The most common treatment-related toxicities in the triplet arm of the trial were neutropenia, paronychia, rash, and anaemia.

This high rate of AEs did not translate into many discontinuations in the triplet arm, with only 7% discontinuing due to high toxicity.

In fact, more than 33% of patients on the doublet arm crossed over to receive Rybrevant once they progressed.

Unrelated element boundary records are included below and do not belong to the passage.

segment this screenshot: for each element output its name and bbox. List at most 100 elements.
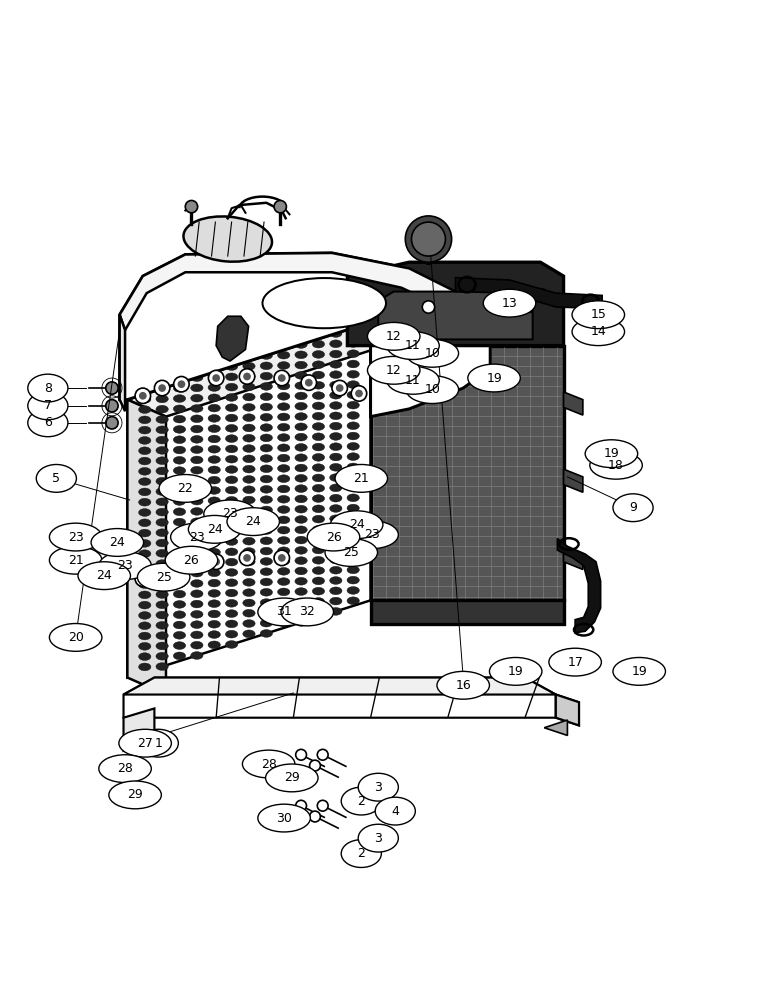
Ellipse shape (260, 609, 273, 617)
Ellipse shape (278, 547, 290, 555)
Ellipse shape (225, 424, 238, 432)
Ellipse shape (165, 546, 218, 574)
Ellipse shape (191, 652, 203, 659)
Circle shape (411, 222, 445, 256)
Ellipse shape (173, 405, 185, 413)
Ellipse shape (341, 840, 381, 867)
Ellipse shape (375, 797, 415, 825)
Ellipse shape (347, 463, 359, 471)
Ellipse shape (225, 517, 238, 525)
Text: 24: 24 (207, 523, 222, 536)
Ellipse shape (225, 548, 238, 556)
Ellipse shape (613, 657, 665, 685)
Ellipse shape (225, 476, 238, 484)
Ellipse shape (281, 598, 334, 626)
Ellipse shape (330, 402, 342, 409)
Ellipse shape (173, 611, 185, 619)
Ellipse shape (138, 601, 151, 609)
Ellipse shape (225, 507, 238, 515)
Ellipse shape (330, 484, 342, 492)
Ellipse shape (191, 487, 203, 495)
Ellipse shape (242, 373, 255, 380)
Text: 11: 11 (405, 374, 421, 387)
Text: 23: 23 (364, 528, 380, 541)
Ellipse shape (278, 403, 290, 410)
Ellipse shape (260, 630, 273, 637)
Circle shape (301, 375, 317, 390)
Circle shape (208, 554, 224, 569)
Text: 21: 21 (354, 472, 369, 485)
Ellipse shape (188, 515, 241, 543)
Text: 28: 28 (117, 762, 133, 775)
Ellipse shape (156, 426, 168, 434)
Ellipse shape (173, 601, 185, 608)
Ellipse shape (138, 416, 151, 424)
Circle shape (154, 380, 170, 396)
Ellipse shape (191, 631, 203, 639)
Text: 25: 25 (344, 546, 359, 559)
Polygon shape (127, 400, 166, 695)
Circle shape (239, 369, 255, 384)
Ellipse shape (260, 455, 273, 462)
Ellipse shape (138, 622, 151, 630)
Ellipse shape (278, 444, 290, 452)
Ellipse shape (191, 477, 203, 484)
Ellipse shape (156, 529, 168, 537)
Ellipse shape (225, 569, 238, 576)
Circle shape (139, 575, 147, 583)
Text: 32: 32 (300, 605, 315, 618)
Ellipse shape (242, 476, 255, 483)
Ellipse shape (191, 435, 203, 443)
Ellipse shape (242, 496, 255, 504)
Ellipse shape (278, 598, 290, 606)
Ellipse shape (138, 560, 151, 568)
Ellipse shape (91, 529, 144, 556)
Ellipse shape (156, 549, 168, 557)
Ellipse shape (156, 611, 168, 619)
Ellipse shape (138, 488, 151, 496)
Ellipse shape (138, 385, 151, 393)
Ellipse shape (330, 412, 342, 420)
Ellipse shape (312, 587, 324, 595)
Ellipse shape (137, 563, 190, 591)
Polygon shape (347, 262, 564, 346)
Ellipse shape (138, 509, 151, 516)
Ellipse shape (347, 494, 359, 502)
Text: 26: 26 (326, 531, 341, 544)
Ellipse shape (138, 406, 151, 413)
Ellipse shape (278, 537, 290, 544)
Ellipse shape (312, 412, 324, 420)
Ellipse shape (278, 506, 290, 513)
Ellipse shape (330, 566, 342, 574)
Ellipse shape (278, 413, 290, 421)
Ellipse shape (173, 498, 185, 505)
Ellipse shape (173, 384, 185, 392)
Ellipse shape (347, 597, 359, 605)
Ellipse shape (260, 434, 273, 442)
Ellipse shape (156, 498, 168, 506)
Ellipse shape (347, 422, 359, 430)
Text: 23: 23 (68, 531, 83, 544)
Ellipse shape (572, 301, 625, 329)
Ellipse shape (49, 523, 102, 551)
Ellipse shape (225, 383, 238, 391)
Ellipse shape (347, 360, 359, 368)
Text: 25: 25 (156, 571, 171, 584)
Text: 28: 28 (261, 758, 276, 771)
Ellipse shape (242, 599, 255, 607)
Ellipse shape (295, 402, 307, 410)
Ellipse shape (260, 599, 273, 606)
Ellipse shape (138, 529, 151, 537)
Ellipse shape (387, 332, 439, 359)
Text: 31: 31 (276, 605, 292, 618)
Ellipse shape (208, 363, 221, 371)
Ellipse shape (278, 516, 290, 524)
Ellipse shape (225, 435, 238, 442)
Ellipse shape (208, 415, 221, 422)
Ellipse shape (191, 415, 203, 423)
Ellipse shape (260, 537, 273, 545)
Ellipse shape (312, 546, 324, 554)
Ellipse shape (225, 538, 238, 545)
Text: 2: 2 (357, 847, 365, 860)
Polygon shape (124, 708, 154, 751)
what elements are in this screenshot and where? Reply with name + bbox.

Approximately 10-15% of Caucasian patients and up to 50% of Asian patients with NSCLC harbour a mutation in the EGFR gene, but only 1-10% of those with an EGFR mutation have an insertion mutation in exon 20.

While Rybrevant is likely to become the new standard of care (SOC) in this NSCLC subtype, Janssen is looking for larger targets for its novel bispecific therapy.

This may come from two trials: firstly, the MARIPOSA trial, which compared Rybrevant in combination with Genosco’s lazertinib, a TKI targeting EGFR, against AstraZeneca’s Tagrisso, and secondly, the MARIPOSA II trial, which compared the same Rybrevant-lazertinib combination after progression on Tagrisso (Janssen and Genosco are both owned by Johnson & Johnson).

Positive results were posted for both these trials in the fourth quarter of 2023, and Janssen will be hoping to unseat Tagrisso as the SOC in the wider subtype of EGFR-mutated NSCLC.

Leading data and analytics company GlobalData expects Rybrevant to reach blockbuster status, with the analyst consensus sales forecast for 2030 reaching $3.92bn.